Try this exercise yourself before giving it to the children. If you are not already an experienced artist, notice how your ability to draw becomes immediately enhanced. I [David] first tried it over a sustained two-week period some years ago, while camping in France and spending most of my time observing nature. Not only did my drawing improve, but at some point during the two weeks I experienced a sudden transformation in the way in which I saw the world. It was no longer composed of two opposites, form and emptiness, but of an enchanting pattern in which all phenomena were joined together in a dance of light and movement, shape and colour. The trees against the skyline seemed in love with the space around them, and were held by space in an embrace of joy. My own body was even part of this pattern, linked to space and through that space to the green and golden world of high summer. This feeling brought with it a wonderful sense of participating in a unity which not only created and sustained me, but which encompassed infinite dimensions of being.
Experiences of this kind typically come more easily to children than to adults. Children may not be able to articulate them, but the importance lies in the experience itself, rather than what they find to say about it. In work of this kind, never demand a verbal response from children if they find it difficult to give one. Children are usually anxious to please, and in the face of such a demand may fall back upon repeating the words of others, or saying what they believe you want to hear. Once inappropriate words are used to define an experience in this way, children tend to remember the words rather than the experience, and thus lose the essence of it.
In addition, by over-emphasizing words, we give children the impression that unless something can be talked about, it either does not exist or is of no importance. In fact many of the most profound experiences in life, from enjoying a sunset to gaining deep philosophical insights, cannot accurately be expressed in words. Much the same applies to music and painting, which have a language of their own. You either understand the language or you don’t. Asking the musician or the artist to explain their creations in words is to miss the point behind their inspiration.
Rediscovering Mindfulness
How often do we tell children to concentrate, or blame them for lack of concentration? Yet we do nothing to help them develop the ability to concentrate. It is a strange anomaly that children are all too frequently criticized for failing to show the behaviours that we most signally fail to teach them. How often are children blamed for not paying attention! ‘Attention’ thus becomes something of a dirty word for them, yet another of the sticks with which the adult world can beat them.

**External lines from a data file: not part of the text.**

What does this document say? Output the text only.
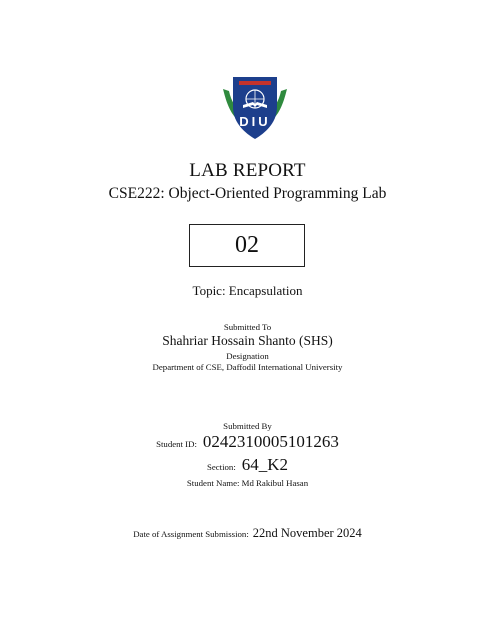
DIU
LAB REPORT
CSE222: Object-Oriented Programming Lab
02
Topic: Encapsulation
Submitted To
Shahriar Hossain Shanto (SHS)
Designation
Department of CSE, Daffodil International University
Submitted By
Student ID: 0242310005101263
Section: 64_K2
Student Name: Md Rakibul Hasan
Date of Assignment Submission: 22nd November 2024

The exercises in this chapter are invaluable in teaching mindfulness skills – or rather in allowing our innate ability for mindfulness to manifest itself. Our survival as a species over the millennia has depended upon the ability to be mindful of what is going on around us, whether in hunting, in remaining alert for signs of danger, or in listening to the vital teachings of elders, each word of which had to be retained in the memory in the days before writing. Mindfulness is a natural and an enjoyable skill. It only needs the space in which to flourish. We surround children with so many distractions in our modern, artificial world, that it is we who come between them and their natural abilities to stay focused upon real life. The above exercises help us to go some way towards repairing the damage.